The bottom line is that the correlation between the frequency of occurrence of a given codon and the frequency of its reverse-complement codon, which is otherwise very hard to explain, is quite readily explained by the presence, in protein-coding genes, of a significant amount of single-strand complementarity (of the type that could be expected to give rise to secondary structure in mRNA). On this basis, it's reasonable to suppose that conserved secondary structure is actually a major driver of codon usage bias.



Please show this post to your biogeek friends; thanks!

7 comments:

  1. Well written and presented. Think you're on the https://beste-spionageapps.com/android-orten/ right track.

    ReplyDelete
  2. This comment has been removed by the author.

    ReplyDelete
  3. Thanks for sharing, nice post! Post really provice useful information!

    Giaonhan247 chuyên dịch vụ mua hàng mỹ từ dịch vụ order hàng mỹ hay nhận mua nước hoa pháp từ website nổi tiếng hàng đầu nước Mỹ mua hàng ebay ship về VN uy tín, giá rẻ.

    ReplyDelete

  4. https://kdp.amazon.com/community/profile.jspa?editMode=true&userID=1424531
    https://kdp.amazon.com/community/profile.jspa?editMode=true&userID=1427388
    https://kdp.amazon.com/community/profile.jspa?editMode=true&userID=1428236
    https://challenges.openideo.com/profiles/1119874714489381863241486229946090
    http://www.dead.net/member/khairyayman
    https://vimeo.com/user54212503
    https://mootools.net/forge/profile/naklafshdmam
    http://bionumbers.hms.harvard.edu/bionumber.aspx?&id=113190

    ReplyDelete
  5. Selling USA FRESH SSN Leads/Fullz, along with Driving License/ID Number with good connectivity.

    **Price for One SSN lead 2$**

    All SSN's are Tested & Verified.

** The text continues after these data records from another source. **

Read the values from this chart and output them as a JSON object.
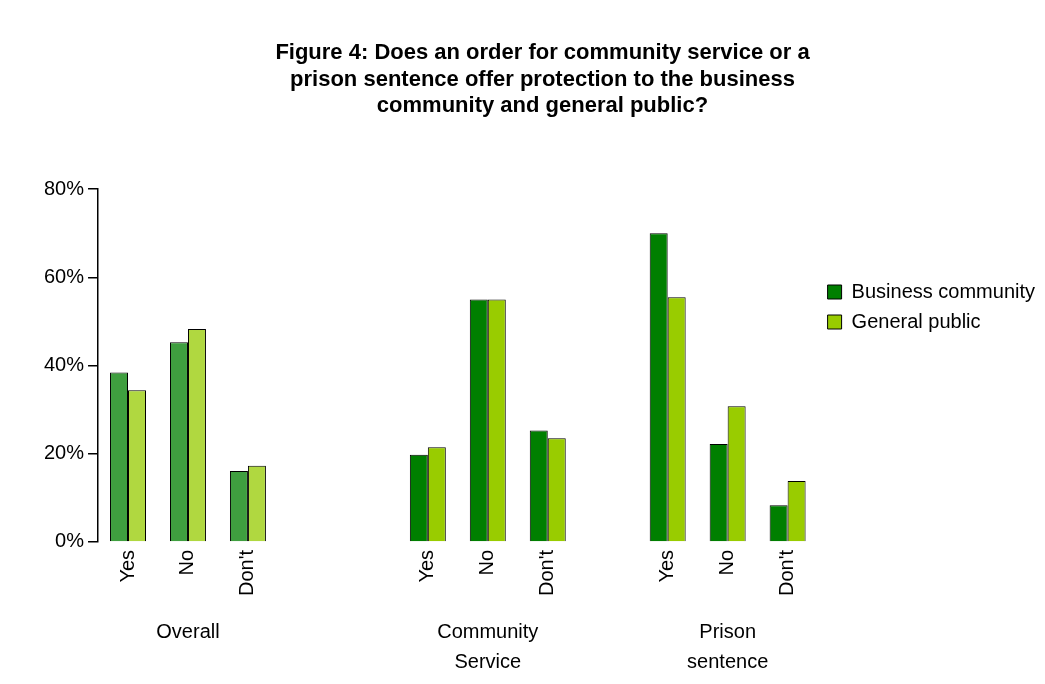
{
  "chart_data": {
    "type": "bar",
    "title": "Figure 4: Does an order for community service or a prison sentence offer protection to the business community and general public?",
    "categories": [
      "Yes",
      "No",
      "Don't",
      null,
      null,
      "Yes",
      "No",
      "Don't",
      null,
      "Yes",
      "No",
      "Don't"
    ],
    "series": [
      {
        "name": "Business community",
        "color": "#007f00",
        "colors": [
          "#3f9f3f",
          "#3f9f3f",
          "#3f9f3f",
          "#007f00",
          "#007f00",
          "#007f00",
          "#007f00",
          "#007f00",
          "#007f00",
          "#007f00",
          "#007f00",
          "#007f00"
        ],
        "values": [
          38.4,
          45.3,
          16.1,
          null,
          null,
          19.8,
          55.0,
          25.3,
          null,
          70.0,
          22.2,
          8.3
        ]
      },
      {
        "name": "General public",
        "color": "#99cc00",
        "colors": [
          "#b0d840",
          "#b0d840",
          "#b0d840",
          "#99cc00",
          "#99cc00",
          "#99cc00",
          "#99cc00",
          "#99cc00",
          "#99cc00",
          "#99cc00",
          "#99cc00",
          "#99cc00"
        ],
        "values": [
          34.4,
          48.3,
          17.3,
          null,
          null,
          21.5,
          55.0,
          23.5,
          null,
          55.5,
          30.8,
          13.8
        ]
      }
    ],
    "ylim": [
      0,
      80
    ],
    "yticks": [
      {
        "value": 0,
        "label": "0%"
      },
      {
        "value": 20,
        "label": "20%"
      },
      {
        "value": 40,
        "label": "40%"
      },
      {
        "value": 60,
        "label": "60%"
      },
      {
        "value": 80,
        "label": "80%"
      }
    ],
    "grid": false,
    "legend": "right",
    "annotations": [
      "Overall",
      "Community Service",
      "Prison sentence"
    ]
  }
}
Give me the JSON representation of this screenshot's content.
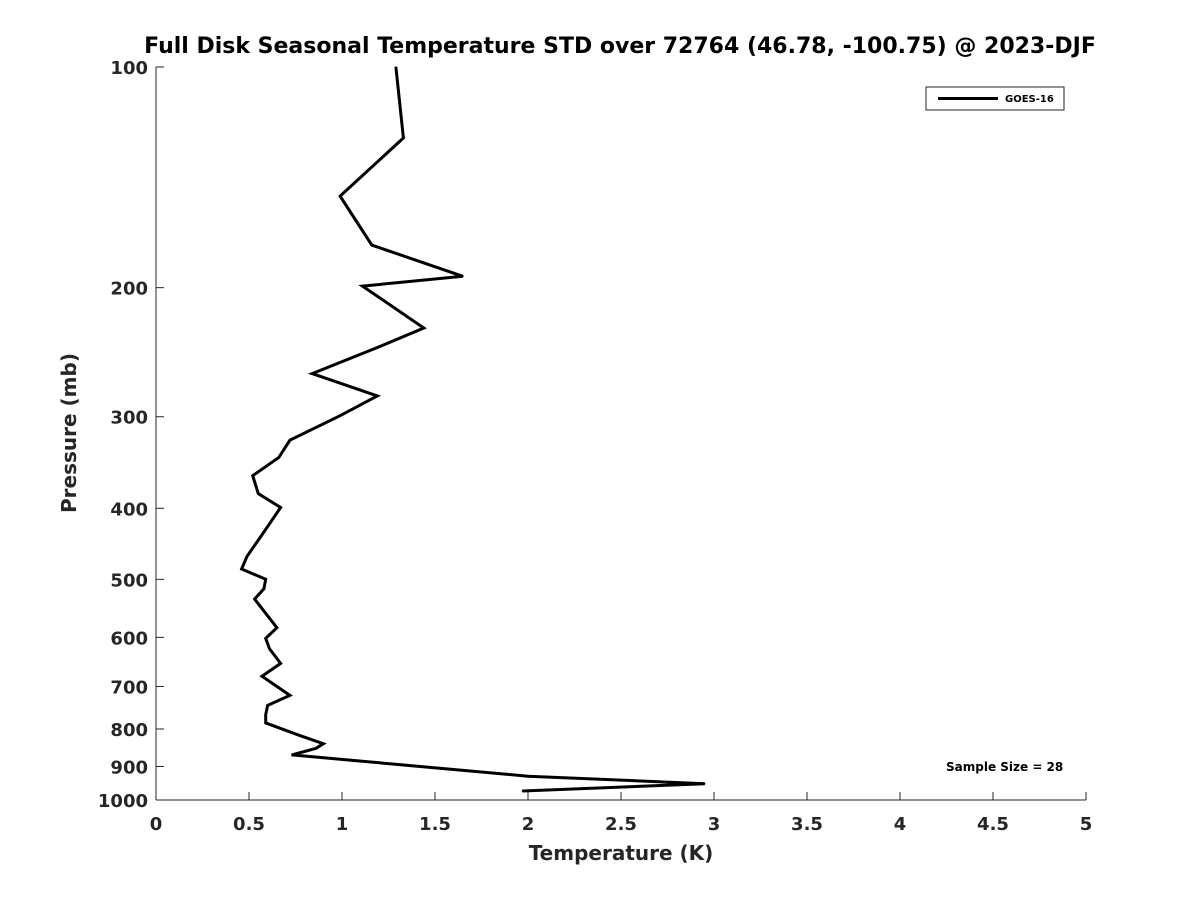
{
  "chart_data": {
    "type": "line",
    "title": "Full Disk Seasonal Temperature STD over 72764 (46.78, -100.75) @ 2023-DJF",
    "xlabel": "Temperature (K)",
    "ylabel": "Pressure (mb)",
    "xlim": [
      0,
      5
    ],
    "ylim": [
      1000,
      100
    ],
    "yscale": "log",
    "y_reversed": true,
    "grid": false,
    "legend_position": "top-right",
    "x_ticks": [
      "0",
      "0.5",
      "1",
      "1.5",
      "2",
      "2.5",
      "3",
      "3.5",
      "4",
      "4.5",
      "5"
    ],
    "y_ticks": [
      "100",
      "200",
      "300",
      "400",
      "500",
      "600",
      "700",
      "800",
      "900",
      "1000"
    ],
    "annotation": "Sample Size = 28",
    "series": [
      {
        "name": "GOES-16",
        "color": "#000000",
        "points": [
          [
            1.29,
            100
          ],
          [
            1.33,
            125
          ],
          [
            0.99,
            150
          ],
          [
            1.16,
            175
          ],
          [
            1.65,
            193
          ],
          [
            1.11,
            199
          ],
          [
            1.44,
            227
          ],
          [
            1.18,
            242
          ],
          [
            0.84,
            262
          ],
          [
            1.19,
            281
          ],
          [
            0.99,
            299
          ],
          [
            0.72,
            323
          ],
          [
            0.66,
            341
          ],
          [
            0.52,
            361
          ],
          [
            0.55,
            382
          ],
          [
            0.67,
            399
          ],
          [
            0.61,
            420
          ],
          [
            0.55,
            442
          ],
          [
            0.49,
            465
          ],
          [
            0.46,
            484
          ],
          [
            0.59,
            500
          ],
          [
            0.58,
            515
          ],
          [
            0.53,
            532
          ],
          [
            0.65,
            582
          ],
          [
            0.59,
            602
          ],
          [
            0.61,
            622
          ],
          [
            0.67,
            651
          ],
          [
            0.57,
            678
          ],
          [
            0.72,
            720
          ],
          [
            0.6,
            743
          ],
          [
            0.59,
            765
          ],
          [
            0.59,
            785
          ],
          [
            0.77,
            816
          ],
          [
            0.9,
            838
          ],
          [
            0.86,
            850
          ],
          [
            0.73,
            868
          ],
          [
            2.0,
            928
          ],
          [
            2.95,
            950
          ],
          [
            1.97,
            972
          ]
        ]
      }
    ]
  }
}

Fresh spammed data.

    **DETAILS IN LEADS/FULLZ**

    ->FULL NAME
    ->SSN
    ->DATE OF BIRTH
    ->DRIVING LICENSE NUMBER
    ->ADDRESS WITH ZIP
    ->PHONE NUMBER, EMAIL
    ->EMPLOYEE DETAILS

    ->Bulk order negotiable
    ->Hope for the long term business
    ->You can asked for specific states too

    **Contact 24/7**

    Whatsapp > +923172721122

    Email > leads.sellers1212@gmail.com

    Telegram > @leadsupplier

    ICQ > 752822040

    ReplyDelete

Add a comment. Registration required because trolls.